Nissan confirma Frontier PHEV e sedã N7 elétrico na América Latina

Em evento global, Nissan revela planos de reestruturação em toda a linha e adianta quais serão seus próximos passos na nossa região

A Nissan deu um passo importante na redefinição de sua estratégia global ao confirmar, durante um evento realizado na última segunda-feira (13) em Yokohama, no Japão, a chegada da inédita Frontier híbrida plug-in e do sedã N7 100% elétrico à América Latina.. Embora o Brasil não tenha sido citado diretamente, a inclusão da região no plano praticamente assegura a presença dos dois por aqui nos próximos anos, especialmente considerando o movimento recente da marca e até mesmo flagras locais dos modelos em testes.

O anúncio faz parte de um reposicionamento mais amplo da fabricante japonesa, que pretende reduzir seu portfólio global, ampliar a oferta de veículos eletrificados e acelerar a adoção de novas tecnologias, como inteligência artificial embarcada. A estratégia também envolve a renovação de mercados-chave, incluindo o brasileiro, onde a Nissan já indicou a atualização de cerca de 40% da sua linha entre o fim de 2026 e o início de 2027.

Nissan Frontier Pro

A picape eletrificada marca uma ruptura completa com o modelo atualmente conhecido no Brasil. Apesar do nome, o projeto é totalmente inédito, desenvolvido em parceria com a chinesa Dongfeng. A base estrutural, o design e até o conjunto mecânico têm origem nesse trabalho conjunto, derivado de modelos recentes apresentados na China.

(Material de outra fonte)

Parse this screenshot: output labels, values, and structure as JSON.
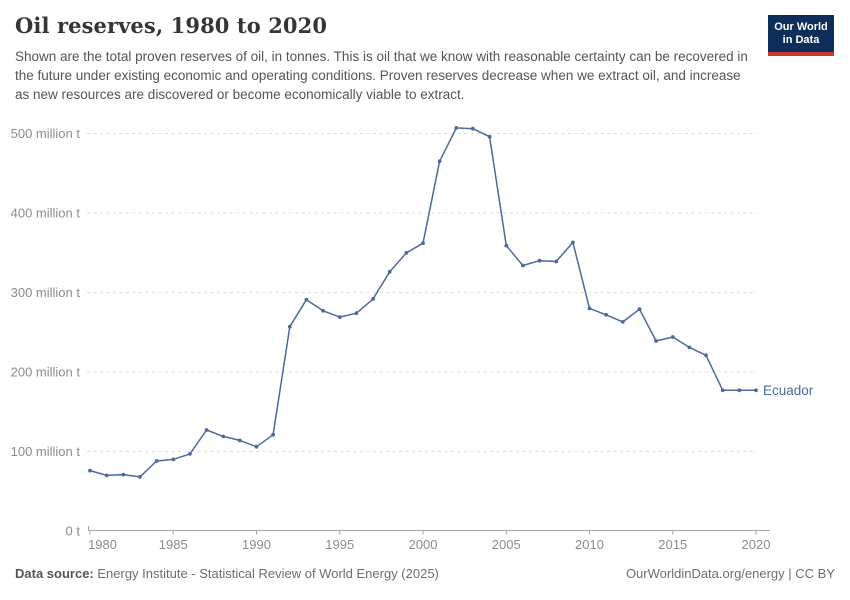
{
  "header": {
    "title": "Oil reserves, 1980 to 2020",
    "subtitle": "Shown are the total proven reserves of oil, in tonnes. This is oil that we know with reasonable certainty can be recovered in the future under existing economic and operating conditions. Proven reserves decrease when we extract oil, and increase as new resources are discovered or become economically viable to extract.",
    "logo": {
      "line1": "Our World",
      "line2": "in Data",
      "bg_color": "#0d2e58",
      "bar_color": "#cd3731"
    }
  },
  "chart_data": {
    "type": "line",
    "title": "Oil reserves, 1980 to 2020",
    "entity": "Ecuador",
    "unit": "tonnes",
    "xlabel": "",
    "ylabel": "",
    "xlim": [
      1980,
      2020
    ],
    "ylim": [
      0,
      525
    ],
    "grid": "horizontal-dashed",
    "legend": "inline-end-label",
    "x_ticks": [
      1980,
      1985,
      1990,
      1995,
      2000,
      2005,
      2010,
      2015,
      2020
    ],
    "y_ticks": [
      {
        "value": 0,
        "label": "0 t"
      },
      {
        "value": 100,
        "label": "100 million t"
      },
      {
        "value": 200,
        "label": "200 million t"
      },
      {
        "value": 300,
        "label": "300 million t"
      },
      {
        "value": 400,
        "label": "400 million t"
      },
      {
        "value": 500,
        "label": "500 million t"
      }
    ],
    "x": [
      1980,
      1981,
      1982,
      1983,
      1984,
      1985,
      1986,
      1987,
      1988,
      1989,
      1990,
      1991,
      1992,
      1993,
      1994,
      1995,
      1996,
      1997,
      1998,
      1999,
      2000,
      2001,
      2002,
      2003,
      2004,
      2005,
      2006,
      2007,
      2008,
      2009,
      2010,
      2011,
      2012,
      2013,
      2014,
      2015,
      2016,
      2017,
      2018,
      2019,
      2020
    ],
    "series": [
      {
        "name": "Ecuador",
        "color": "#4c6a9c",
        "values": [
          76,
          70,
          71,
          68,
          88,
          90,
          97,
          127,
          119,
          114,
          106,
          121,
          257,
          291,
          277,
          269,
          274,
          292,
          326,
          350,
          362,
          465,
          507,
          506,
          496,
          359,
          334,
          340,
          339,
          363,
          280,
          272,
          263,
          279,
          239,
          244,
          231,
          221,
          177,
          177,
          177
        ]
      }
    ],
    "axis_color": "#a6a6a6",
    "grid_color": "#dcdcdc",
    "tick_label_color": "#8c8c8c"
  },
  "footer": {
    "source_label": "Data source:",
    "source_text": " Energy Institute - Statistical Review of World Energy (2025)",
    "right_text": "OurWorldinData.org/energy | CC BY"
  }
}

Visualmente, a nova Frontier segue uma linha mais robusta e moderna, com proporções generosas. São cerca de 5,52 metros de comprimento, 1,96 m de largura, 1,95 m de altura e 3,30 m de entre-eixos, posicionando a picape entre as maiores do segmento de médias.. O interior também acompanha essa evolução, adotando uma proposta mais tecnológica, com destaque para o painel dominado por duas telas (uma de 10 polegadas para o quadro de instrumentos e outra de 14,6” para a central multimídia), além de um console elevado.

O grande destaque, porém, está sob o capô. A Frontier PHEV combina um motor 1.5 turbo a gasolina de quatro cilindros com um propulsor elétrico integrado ao sistema de transmissão. Dependendo da configuração escolhida, o conjunto entrega algo entre 410 cv e 435 cv, com torque robusto de 81,5 kgfm. A tração é integral, enquanto a capacidade de reboque chega a 3.500 kg.

A bateria, com cerca de 33 kWh, permite rodar pouco mais de 130 km no modo 100% elétrico em ciclos internacionais, embora esse número deva ser menor nas medições do Inmetro. No uso combinado, o alcance pode ultrapassar os 1.000 km. O modelo também terá versões puramente a combustão em alguns mercados, incluindo opções a gasolina e até diesel, mas a configuração híbrida plug-in é a principal aposta para a nossa região.

Inicialmente produzida na China, a nova Frontier já começou a sair das linhas de montagem asiáticas, mas a Nissan também avalia a expansão da produção para outras unidades, como o México, que será o primeiro mercado latino-americano a recebê-la, ainda este ano.

Sedã N7 elétrico

Já o N7 representa a ofensiva da marca no segmento de sedãs elétricos médios-grandes, com um pacote que combina dimensões generosas e proposta mais sofisticada. O modelo mede 4,93 metros de comprimento, 1,89 m de largura, 1,48 m de altura e tem entre-eixos de 2,91 m.

O design aposta em linhas limpas e futuristas, com destaque para a dianteira praticamente lisa, cortada por uma assinatura em LED que se conecta aos faróis em formato afilado, criando uma identidade visual sem exageros. A proposta segue a tendência global de sedãs elétricos com foco em eficiência aerodinâmica e linhas minimalistas.

Na parte mecânica, o N7 utiliza um motor elétrico instalado no eixo dianteiro, alimentado por uma bateria de 73 kWh. O conjunto entrega 272 cv e 30,5 kgfm, permitindo aceleração de 0 a 100 km/h em cerca de 7 segundos e velocidade máxima limitada a 160 km/h. A autonomia, no ciclo chinês, supera os 600 km, embora, assim como na picape, o alcance real em outros mercados deva ser mais conservador.

A confirmação da Frontier PHEV e do N7 para a América Latina reforça a mudança de rota da Nissan, que passa a apostar de forma mais agressiva na eletrificação e em parcerias estratégicas para ganhar competitividade, especialmente diante do avanço das marcas chinesas. Para o Brasil, mesmo sem anúncio oficial direto, o cenário é bastante claro: ambos os modelos devem fazer parte da próxima fase da marca no país, ampliando sua presença em segmentos em crescimento, com propostas mais tecnológicas e competitivas.